The insurer also argued on appeal that USA Gymnastics's damages expert had a flawed methodology and that its chief legal officer, C.J. Schneider, was effectively a "rubber stamp" for defense counsel. It also said his review of the work of his own law firm, Miller Johnson, constituted a conflict of interest.
But an apparent conflict of interest does not negate the presumption under governing case law and "an insurer's objections to a policyholder's selection of defense counsel lose force when the insurer disclaims its duty to defend and turns out to be wrong on the law," the panel said.
Liberty could have reserved its defense that it had no duty to defend and assumed USAG's defense, choosing and supervising the lawyers defending USAG and seeking reimbursement later, the court said.
"Liberty chose not to do so, instead electing to gamble by not defending USAG. With the benefit of hindsight, Liberty now identifies a purported conflict of interest," the panel said. "The case law does not reward such a choice, and Liberty cannot use the purported conflict to render the presumption inapplicable."
Further, Schneider was not the only one engaging in an internal review of USAG's legal bills, as its CEO and chief financial officer also checked the bills and approved them for payment, the court said.
And, while Liberty asserts that the nearly $8 million in grant funds USAG received from the National Gymnastics Foundation removed the incentive for USAG to drive down costs, the very basis for the Thomson presumption, it does not cite evidence to back that up, the panel held.
"There is no dispute that USAG was bankrupt and lacked money to spare. Liberty has not identified evidence to challenge the factual finding that USAG used the grant money to stay afloat by paying some bills it had incurred," it said. "The record does not support, much less require, any finding that USAG stockpiled vast sums of money for legal expenses, which would have removed any need to economize."
The appellate court also said it lacked any adequate basis for overriding the bankruptcy court's determination that USAG's expert witness was more credible than Liberty's in its analysis of whether the legal fees at issue were reasonable and necessary.
The Seventh Circuit ruled earlier this year the Liberty Mutual unit must help fund USA Gymnastics' $380 million bankruptcy settlement with Nassar's victims after the insurer had appealed a 2020 summary judgment order holding that it has a duty to defend USA Gymnastics in lawsuits alleging it allowed the Olympic team doctor to abuse hundreds of victims. All those claims have since been resolved through the $380 million settlement trust in the organization's Chapter 11 plan.
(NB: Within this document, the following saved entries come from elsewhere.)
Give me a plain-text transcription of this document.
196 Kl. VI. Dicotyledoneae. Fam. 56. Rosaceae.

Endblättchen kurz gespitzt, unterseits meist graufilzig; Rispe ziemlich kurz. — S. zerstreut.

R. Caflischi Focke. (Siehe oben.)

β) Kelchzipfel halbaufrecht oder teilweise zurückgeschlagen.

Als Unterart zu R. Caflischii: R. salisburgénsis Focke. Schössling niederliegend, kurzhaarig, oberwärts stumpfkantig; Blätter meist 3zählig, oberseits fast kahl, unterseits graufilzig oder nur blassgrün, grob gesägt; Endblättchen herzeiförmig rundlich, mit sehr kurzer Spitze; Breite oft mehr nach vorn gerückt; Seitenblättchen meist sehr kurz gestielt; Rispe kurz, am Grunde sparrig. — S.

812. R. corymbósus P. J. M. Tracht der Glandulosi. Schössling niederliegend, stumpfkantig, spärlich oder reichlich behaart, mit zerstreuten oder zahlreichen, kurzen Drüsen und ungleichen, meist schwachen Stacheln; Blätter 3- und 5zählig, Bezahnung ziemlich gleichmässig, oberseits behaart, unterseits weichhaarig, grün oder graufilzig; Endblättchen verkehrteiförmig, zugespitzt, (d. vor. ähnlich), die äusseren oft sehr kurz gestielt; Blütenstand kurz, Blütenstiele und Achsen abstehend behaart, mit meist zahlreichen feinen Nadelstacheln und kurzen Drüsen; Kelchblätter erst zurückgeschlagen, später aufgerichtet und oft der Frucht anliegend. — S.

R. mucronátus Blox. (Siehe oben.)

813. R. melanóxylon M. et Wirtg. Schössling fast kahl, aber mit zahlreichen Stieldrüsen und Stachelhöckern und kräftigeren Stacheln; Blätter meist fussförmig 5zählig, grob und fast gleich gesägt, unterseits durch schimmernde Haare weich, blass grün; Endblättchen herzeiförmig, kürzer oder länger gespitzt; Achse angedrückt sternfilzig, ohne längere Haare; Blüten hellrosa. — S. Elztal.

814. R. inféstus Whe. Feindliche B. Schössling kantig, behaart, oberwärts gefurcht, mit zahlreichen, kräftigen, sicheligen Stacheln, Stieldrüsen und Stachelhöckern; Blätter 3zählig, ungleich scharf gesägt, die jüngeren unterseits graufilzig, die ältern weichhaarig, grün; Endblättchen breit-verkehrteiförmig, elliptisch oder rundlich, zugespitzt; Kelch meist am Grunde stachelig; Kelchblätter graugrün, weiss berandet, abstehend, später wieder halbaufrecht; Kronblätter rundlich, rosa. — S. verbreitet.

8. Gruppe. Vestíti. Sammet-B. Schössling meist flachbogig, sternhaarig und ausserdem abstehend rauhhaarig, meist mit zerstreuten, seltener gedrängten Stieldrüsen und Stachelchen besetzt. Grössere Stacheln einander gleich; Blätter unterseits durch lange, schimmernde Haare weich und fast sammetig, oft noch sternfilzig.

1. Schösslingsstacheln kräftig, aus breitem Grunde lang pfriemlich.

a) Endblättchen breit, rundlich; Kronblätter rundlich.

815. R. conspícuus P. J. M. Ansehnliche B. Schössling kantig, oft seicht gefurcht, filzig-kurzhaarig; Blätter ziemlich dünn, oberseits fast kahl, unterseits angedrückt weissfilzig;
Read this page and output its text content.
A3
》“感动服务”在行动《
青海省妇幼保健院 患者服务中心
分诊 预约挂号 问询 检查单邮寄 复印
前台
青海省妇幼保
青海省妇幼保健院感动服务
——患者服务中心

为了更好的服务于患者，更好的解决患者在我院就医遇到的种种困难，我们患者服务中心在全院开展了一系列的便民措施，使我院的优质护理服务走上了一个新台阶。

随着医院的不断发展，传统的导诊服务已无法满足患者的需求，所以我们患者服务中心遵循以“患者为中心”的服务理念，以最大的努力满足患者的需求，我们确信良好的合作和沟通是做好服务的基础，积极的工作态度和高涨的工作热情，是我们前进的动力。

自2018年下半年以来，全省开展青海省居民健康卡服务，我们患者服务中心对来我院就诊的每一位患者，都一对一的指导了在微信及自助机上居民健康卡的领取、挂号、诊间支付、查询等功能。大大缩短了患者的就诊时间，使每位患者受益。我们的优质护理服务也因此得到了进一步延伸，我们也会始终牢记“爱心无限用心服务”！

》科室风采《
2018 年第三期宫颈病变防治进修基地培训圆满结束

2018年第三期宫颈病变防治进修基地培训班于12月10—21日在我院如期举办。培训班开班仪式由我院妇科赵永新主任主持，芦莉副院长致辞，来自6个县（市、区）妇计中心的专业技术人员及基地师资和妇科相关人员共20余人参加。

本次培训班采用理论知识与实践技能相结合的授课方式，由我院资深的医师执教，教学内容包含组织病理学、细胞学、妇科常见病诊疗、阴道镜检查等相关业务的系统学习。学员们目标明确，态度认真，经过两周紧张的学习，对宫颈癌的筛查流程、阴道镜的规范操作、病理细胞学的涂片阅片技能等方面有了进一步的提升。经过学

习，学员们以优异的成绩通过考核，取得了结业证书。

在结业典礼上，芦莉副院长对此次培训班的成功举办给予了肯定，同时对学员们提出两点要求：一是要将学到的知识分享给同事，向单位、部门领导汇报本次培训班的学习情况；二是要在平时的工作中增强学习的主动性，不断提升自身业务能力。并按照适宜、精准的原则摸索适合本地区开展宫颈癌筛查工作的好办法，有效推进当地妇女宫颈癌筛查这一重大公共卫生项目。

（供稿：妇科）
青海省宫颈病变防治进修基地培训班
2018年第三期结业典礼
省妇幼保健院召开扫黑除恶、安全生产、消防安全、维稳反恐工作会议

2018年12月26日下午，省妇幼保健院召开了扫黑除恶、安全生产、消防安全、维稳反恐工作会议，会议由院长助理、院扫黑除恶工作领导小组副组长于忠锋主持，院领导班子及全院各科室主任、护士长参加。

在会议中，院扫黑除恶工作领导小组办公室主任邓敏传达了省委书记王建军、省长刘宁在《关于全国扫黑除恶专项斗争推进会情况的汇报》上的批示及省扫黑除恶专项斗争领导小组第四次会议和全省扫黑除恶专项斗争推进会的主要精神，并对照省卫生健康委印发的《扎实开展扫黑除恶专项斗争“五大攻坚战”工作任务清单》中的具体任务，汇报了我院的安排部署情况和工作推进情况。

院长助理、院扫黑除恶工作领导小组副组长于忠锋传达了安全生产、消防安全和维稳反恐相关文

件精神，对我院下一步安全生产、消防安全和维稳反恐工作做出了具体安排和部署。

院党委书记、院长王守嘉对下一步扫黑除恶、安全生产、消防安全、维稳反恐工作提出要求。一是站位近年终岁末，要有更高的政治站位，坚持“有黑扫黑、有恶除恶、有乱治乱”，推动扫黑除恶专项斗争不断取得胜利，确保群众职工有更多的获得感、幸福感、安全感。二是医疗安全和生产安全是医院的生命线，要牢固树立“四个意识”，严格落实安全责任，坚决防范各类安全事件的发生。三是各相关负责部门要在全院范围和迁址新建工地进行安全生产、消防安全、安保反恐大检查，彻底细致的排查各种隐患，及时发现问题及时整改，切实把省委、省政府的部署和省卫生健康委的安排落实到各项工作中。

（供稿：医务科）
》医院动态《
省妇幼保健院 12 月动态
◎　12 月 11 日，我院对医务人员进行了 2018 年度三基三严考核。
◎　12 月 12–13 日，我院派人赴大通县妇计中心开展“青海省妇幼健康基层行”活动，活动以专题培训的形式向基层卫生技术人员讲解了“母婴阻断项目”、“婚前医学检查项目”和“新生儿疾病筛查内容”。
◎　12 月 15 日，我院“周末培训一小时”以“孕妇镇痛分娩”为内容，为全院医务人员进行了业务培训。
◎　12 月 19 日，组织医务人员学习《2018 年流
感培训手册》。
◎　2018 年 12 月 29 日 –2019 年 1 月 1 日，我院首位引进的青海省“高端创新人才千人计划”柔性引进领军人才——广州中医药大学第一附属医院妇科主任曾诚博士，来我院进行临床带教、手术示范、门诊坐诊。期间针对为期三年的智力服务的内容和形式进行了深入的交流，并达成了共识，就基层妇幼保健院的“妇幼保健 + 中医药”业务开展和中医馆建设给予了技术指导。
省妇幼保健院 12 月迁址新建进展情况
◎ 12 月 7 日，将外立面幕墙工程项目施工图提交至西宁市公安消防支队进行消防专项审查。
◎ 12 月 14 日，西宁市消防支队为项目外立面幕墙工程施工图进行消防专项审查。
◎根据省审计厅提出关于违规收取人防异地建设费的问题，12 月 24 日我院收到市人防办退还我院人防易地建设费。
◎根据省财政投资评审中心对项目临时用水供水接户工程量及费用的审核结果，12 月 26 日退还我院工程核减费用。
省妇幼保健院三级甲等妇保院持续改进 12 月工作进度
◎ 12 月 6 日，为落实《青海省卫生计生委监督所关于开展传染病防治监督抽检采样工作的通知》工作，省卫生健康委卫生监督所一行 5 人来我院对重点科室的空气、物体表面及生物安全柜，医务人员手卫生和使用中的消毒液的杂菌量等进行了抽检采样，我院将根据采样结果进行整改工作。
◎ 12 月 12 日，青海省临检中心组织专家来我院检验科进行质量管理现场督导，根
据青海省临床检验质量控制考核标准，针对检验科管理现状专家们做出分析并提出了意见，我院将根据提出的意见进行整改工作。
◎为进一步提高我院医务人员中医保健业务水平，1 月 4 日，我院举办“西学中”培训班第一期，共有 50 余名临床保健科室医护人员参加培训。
Liberty argued that Nassar's effective life sentence triggered an exclusion in USA Gymnastics' directors and officers insurance policy barring coverage for criminal conduct and willful violations of law.
But the Seventh Circuit majority said the exclusion applies only to the 10 counts of criminal sexual assault admitted in Nassar's 2017 guilty plea. The hundreds of other claims by victims, many of which Michigan state prosecutors agreed to drop as part of the plea deal, are too different to group together under the exclusion, the court concluded.